# QR decomposition inconsistent with QR decomposition in R

I’ve been having some problems with QR decomposition in Stan and was trying to debug to understand the differences between the fat QR decomposition in Stan and the thin version in R.

I have a 16 \times 16 matrix of rank 14. Computing the decomposition of this with the algorithm in Stan and in R gives different results for the Q matrix. I want to get sparse vectors that will span the null space of the matrix. The final two columns of the Q matrix should span this null space, and I assume this should work for both the fat and thin version of the algorithm. But if I look at span of the final two columns from both algorithms together, this has rank 3, whereas if the results were equivalent I would expect it to be rank 2.

What am I missing here? Apologies in advance if this is a stupid question or posted in the wrong place.

library(rstan)
expose_stan_functions('debug.stan')
#This constructs a matrix B to illustrate the behaviour.

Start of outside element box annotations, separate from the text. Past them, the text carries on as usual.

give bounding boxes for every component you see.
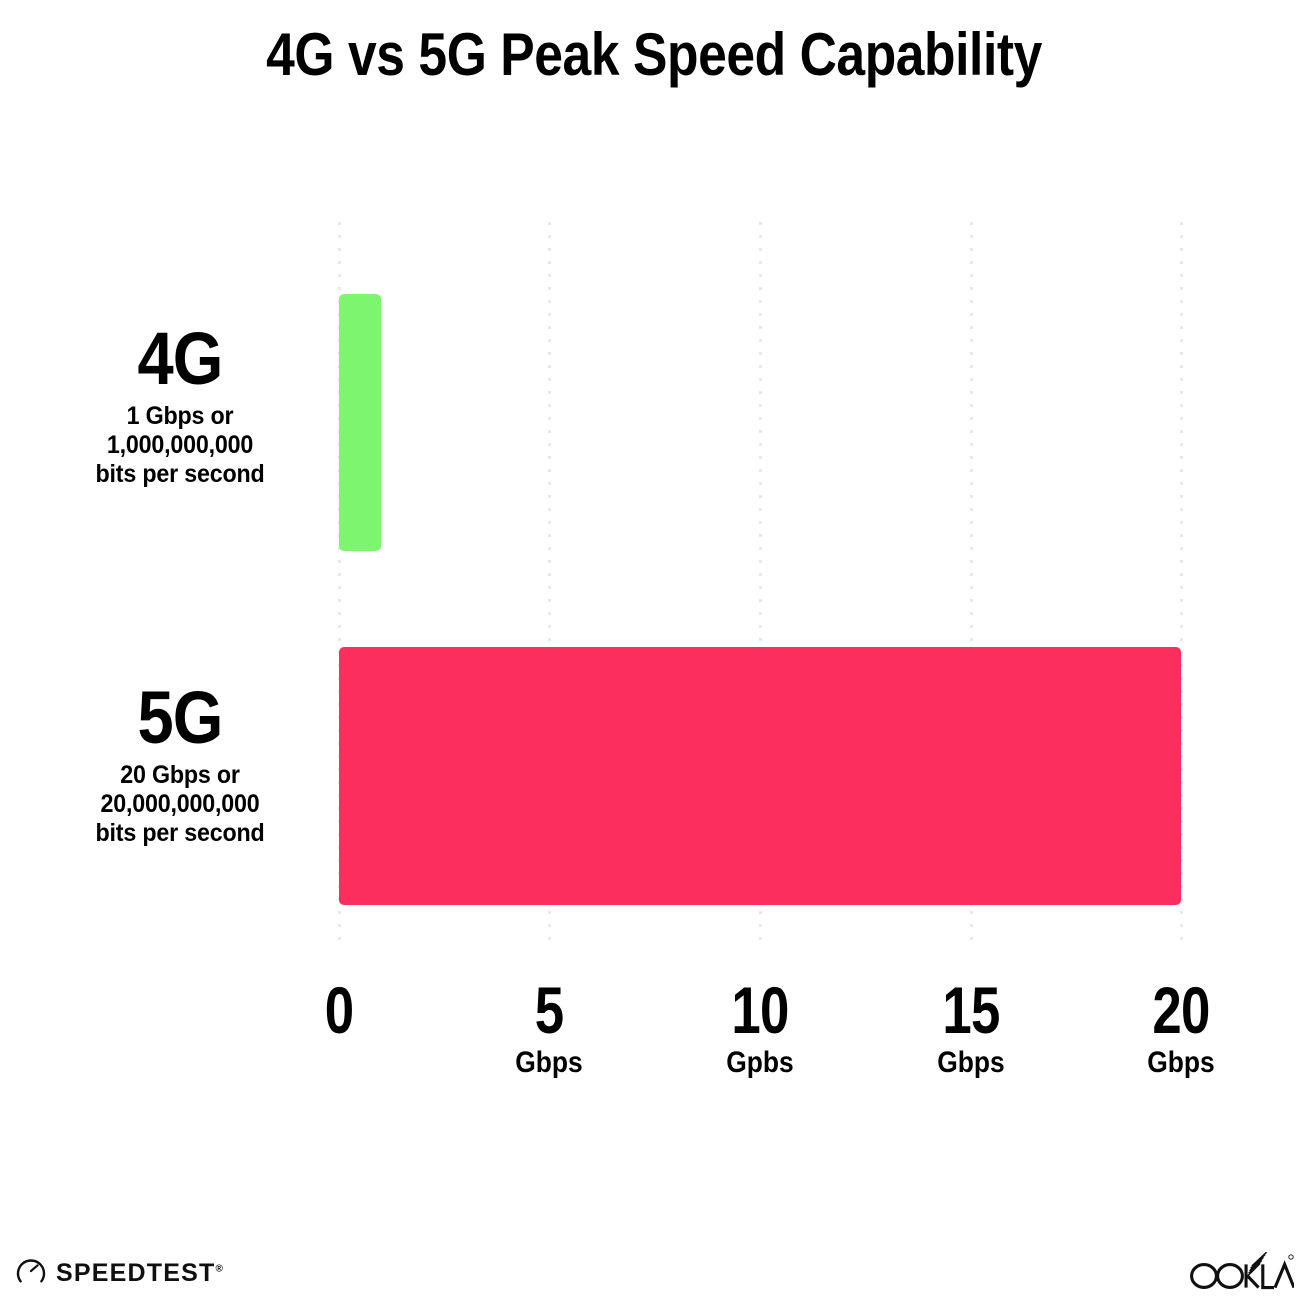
gridline-5: [548, 222, 551, 946]
axis-tick-20-unit: Gbps: [1147, 1046, 1215, 1079]
axis-tick-10-value: 10: [731, 973, 789, 1047]
axis-tick-15: 15 Gbps: [891, 977, 1051, 1079]
axis-tick-0-value: 0: [324, 973, 354, 1047]
gridline-10: [759, 222, 762, 946]
axis-tick-10-unit: Gpbs: [726, 1046, 794, 1079]
bar-label-4g-line1: 1 Gbps or: [126, 402, 234, 430]
speedometer-icon: [16, 1256, 46, 1291]
bar-5g: [339, 647, 1181, 905]
bar-label-5g-line2: 20,000,000,000: [100, 790, 260, 818]
bar-label-5g-line1: 20 Gbps or: [120, 761, 240, 789]
gridline-0: [338, 222, 341, 946]
speedtest-logo: SPEEDTEST®: [16, 1256, 223, 1291]
ookla-logo: [1190, 1251, 1296, 1297]
bar-label-5g-title: 5G: [137, 676, 223, 759]
axis-tick-20: 20 Gbps: [1101, 977, 1261, 1079]
axis-tick-0: 0: [259, 977, 419, 1047]
gridline-15: [970, 222, 973, 946]
speedtest-trademark: ®: [215, 1263, 223, 1275]
bar-4g: [339, 294, 381, 551]
ookla-wordmark: [1190, 1251, 1296, 1297]
bar-label-4g-title: 4G: [137, 317, 223, 400]
bar-label-5g-line3: bits per second: [95, 819, 265, 847]
axis-tick-15-value: 15: [942, 973, 1000, 1047]
speedtest-wordmark: SPEEDTEST®: [56, 1259, 223, 1288]
axis-tick-5-unit: Gbps: [515, 1046, 583, 1079]
axis-tick-10: 10 Gpbs: [680, 977, 840, 1079]
bar-label-4g-line2: 1,000,000,000: [106, 431, 254, 459]
axis-tick-20-value: 20: [1152, 973, 1210, 1047]
page-title: 4G vs 5G Peak Speed Capability: [266, 21, 1042, 88]
axis-tick-15-unit: Gbps: [937, 1046, 1005, 1079]
bar-label-5g: 5G 20 Gbps or 20,000,000,000 bits per se…: [36, 681, 324, 848]
gridline-20: [1180, 222, 1183, 946]
bar-label-4g-line3: bits per second: [95, 460, 265, 488]
speedtest-wordmark-text: SPEEDTEST: [56, 1259, 216, 1287]
axis-tick-5: 5 Gbps: [469, 977, 629, 1079]
axis-tick-5-value: 5: [534, 973, 564, 1047]
bar-label-4g: 4G 1 Gbps or 1,000,000,000 bits per seco…: [36, 322, 324, 489]
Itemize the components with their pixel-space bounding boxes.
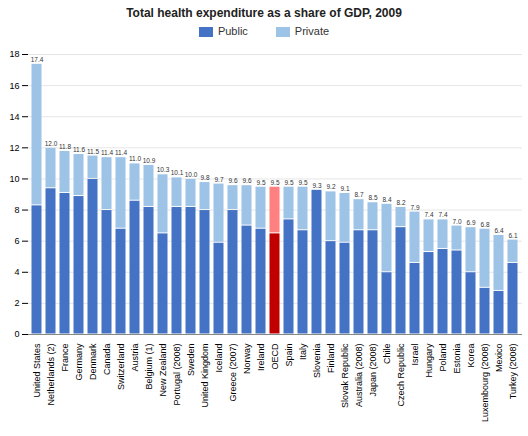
svg-text:Netherlands (2): Netherlands (2): [46, 343, 56, 405]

B should be a 16x16 matrix with rank 14
B = t(alter_matrix(construct_matrix(0),c(1,9)))
Q = qr.Q(qr(B)) #qr decomposition with R
Q_stan = qr_Q_stan(B) #qr decomposition with Stan
apply(Q-Q_stan,2,function(x) sum(abs(x))<10^-14) #several of the final columns are different
#the final two columns of the Q matrix should span the null space of B. If both span the same space, then rank of this should be 2, but gives rank 3.
X = cbind(Q[,15:16],Q_stan[,15:16])
print(qr(X)\$rank)


debug.stan (1.5 KB)

If you get the \mathbf{R} matrix from Stan, its diagonal is

1.732051
1.994785
1.466913
1.524785
0.9063695
0.9795861
0.9450767
0.9547696
0
0.3301462
0.2759354
0.2750403
0.1516811
0.1388168
0.0723701
0


My guess is that it is just numerical differences when trying to decompose an ill-conditioned matrix. Neither Stan (Eigen) nor R (LAPACK) are using pivoting, so the rank calculations are not too reliable. The only intentional difference is that Stan makes the diagonal elements of \mathbf{R} non-negative.

Thanks, that does help. I should be able to identify the columns corresponding to the zeros and use those. I think the R LINPACK implementation does use pivoting which is why if I look at the equivalent diagonal of \mathbf{R} for that the zeros are at the end of the vector.